【Major Papers of the Laboratory】
・Yamada R, Himori K, Tatebayashi D, Ashida Y, Ikezaki K, Miyata H, Kanzaki K, Wada M, Westerblad H, Yamada T. Preconditioning contractions prevent the delayed onset of myofibrillar dysfunction after damaging eccentric contractions. J. Physiol. 596: 4427-4442, 2018 (doi: 10.1113/JP276026)
・Yamada T, Kimura I, Ashida Y, Tamai K, Fusagawa H, Tohse N, Westerblad H, Andersson DC, Sato T. Larger improvements in fatigue resistance and mitochondrial function with high- than with low-intensity contractions during interval training of mouse skeletal muscle. FASEB J. 35: e21988, 2021 (doi: 10.1096/fj.202101204R)
・Yamauchi N, Tamai K, Kimura I, Naito A, Tokuda N, Ashida Y, Motohashi N, Aoki Y, Yamada T. High-intensity interval training in the form of isometric contraction improves fatigue resistance in dystrophin-deficient muscle.
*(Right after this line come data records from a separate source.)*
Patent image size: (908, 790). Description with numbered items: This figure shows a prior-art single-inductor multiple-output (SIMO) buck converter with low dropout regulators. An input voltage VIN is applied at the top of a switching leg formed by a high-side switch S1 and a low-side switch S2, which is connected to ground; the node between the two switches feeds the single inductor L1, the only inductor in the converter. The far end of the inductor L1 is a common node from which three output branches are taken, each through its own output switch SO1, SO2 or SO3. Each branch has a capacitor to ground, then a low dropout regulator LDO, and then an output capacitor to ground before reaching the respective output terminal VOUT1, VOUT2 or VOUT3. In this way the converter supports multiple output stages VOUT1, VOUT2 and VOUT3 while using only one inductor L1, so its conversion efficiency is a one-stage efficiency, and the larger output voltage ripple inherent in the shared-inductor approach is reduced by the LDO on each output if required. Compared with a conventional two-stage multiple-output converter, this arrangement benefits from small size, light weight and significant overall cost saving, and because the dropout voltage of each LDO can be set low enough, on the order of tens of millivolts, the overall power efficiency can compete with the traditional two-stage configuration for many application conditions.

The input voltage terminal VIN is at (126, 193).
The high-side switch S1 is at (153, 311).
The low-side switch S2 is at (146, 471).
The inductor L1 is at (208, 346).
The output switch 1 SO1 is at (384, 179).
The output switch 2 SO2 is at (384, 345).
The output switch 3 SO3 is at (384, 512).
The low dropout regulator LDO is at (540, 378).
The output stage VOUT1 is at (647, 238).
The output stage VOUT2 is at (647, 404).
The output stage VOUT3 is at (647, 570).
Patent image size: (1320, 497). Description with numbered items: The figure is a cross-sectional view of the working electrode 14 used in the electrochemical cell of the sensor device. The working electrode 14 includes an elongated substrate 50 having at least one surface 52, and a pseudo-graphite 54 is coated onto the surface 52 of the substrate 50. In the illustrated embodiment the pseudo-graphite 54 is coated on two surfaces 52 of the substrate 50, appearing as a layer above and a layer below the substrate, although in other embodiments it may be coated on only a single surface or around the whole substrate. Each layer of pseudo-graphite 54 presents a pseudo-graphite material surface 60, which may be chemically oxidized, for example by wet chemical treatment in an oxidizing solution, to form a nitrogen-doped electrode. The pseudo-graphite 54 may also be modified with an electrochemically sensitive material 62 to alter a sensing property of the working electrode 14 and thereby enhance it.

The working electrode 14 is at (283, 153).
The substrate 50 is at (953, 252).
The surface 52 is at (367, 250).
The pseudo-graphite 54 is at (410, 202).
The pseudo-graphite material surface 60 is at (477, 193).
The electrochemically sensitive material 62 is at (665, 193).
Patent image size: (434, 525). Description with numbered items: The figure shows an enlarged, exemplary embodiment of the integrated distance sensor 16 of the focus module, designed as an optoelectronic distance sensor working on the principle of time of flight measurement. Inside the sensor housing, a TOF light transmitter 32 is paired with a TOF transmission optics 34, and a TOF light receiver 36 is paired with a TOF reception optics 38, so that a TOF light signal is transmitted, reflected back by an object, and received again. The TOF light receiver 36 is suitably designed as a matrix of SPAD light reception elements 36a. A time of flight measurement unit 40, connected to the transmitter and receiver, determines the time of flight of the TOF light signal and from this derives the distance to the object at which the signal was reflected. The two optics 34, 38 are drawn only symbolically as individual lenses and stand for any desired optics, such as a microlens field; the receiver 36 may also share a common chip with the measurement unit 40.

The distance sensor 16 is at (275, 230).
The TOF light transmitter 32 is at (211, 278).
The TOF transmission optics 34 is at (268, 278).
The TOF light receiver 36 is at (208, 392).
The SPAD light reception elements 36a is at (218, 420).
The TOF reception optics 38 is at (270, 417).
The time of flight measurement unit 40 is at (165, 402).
J. Physiol. 601: 2917-2933, 2023 (doi: 10.1113/jp284532)

【Education】
 The realization of appropriate exercise and physical therapy prescriptions aimed at early return from sports injuries and the prevention of sports injuries is a major objective of the field of Sports Rehabilitation Science. In this course, we explicitly set the realization of appropriate exercise and physical therapy prescriptions as the ultimate educational goal, and we strive to deliver lessons firmly grounded in scientific evidence.
 Through fostering "critical thinking skills" via individualized instruction, we aim to produce highly capable individuals who will contribute to educational and research institutions, industry, and government agencies. Furthermore, with a long-term perspective that includes career development as overseas postdoctoral researchers, we seek to cultivate principal investigators (PIs) capable of taking on challenges on the international stage.

【Research】
 To maximize the effectiveness of physical therapy, it is essential to optimize the loading conditions of therapy based on an accurate understanding of the underlying pathology. However, elucidating the pathophysiological mechanisms and establishing optimal therapeutic conditions based on these mechanisms are formidable challenges. Consequently, even within the field of sports rehabilitation, it is difficult to say that evidence-based guidelines for exercise and physical therapy prescriptions have been fully established.
 Against this backdrop, our research aims to (1) investigate in detail, from the molecular to the organismal level, the mechanisms underlying muscle dysfunction associated with sports injuries and various diseases using experimental animal models, and (2) determine the safety limits of exercise and physical therapy interventions, while identifying the optimal conditions—including type, intensity, duration, frequency, and period—to maximize their therapeutic effects.
 Furthermore, in order to translate the findings obtained through basic research into clinical practice, we actively promote translational research (TR) and, by incorporating feedback from clinical settings back into basic research through reverse TR, we strive to create a sustainable research cycle.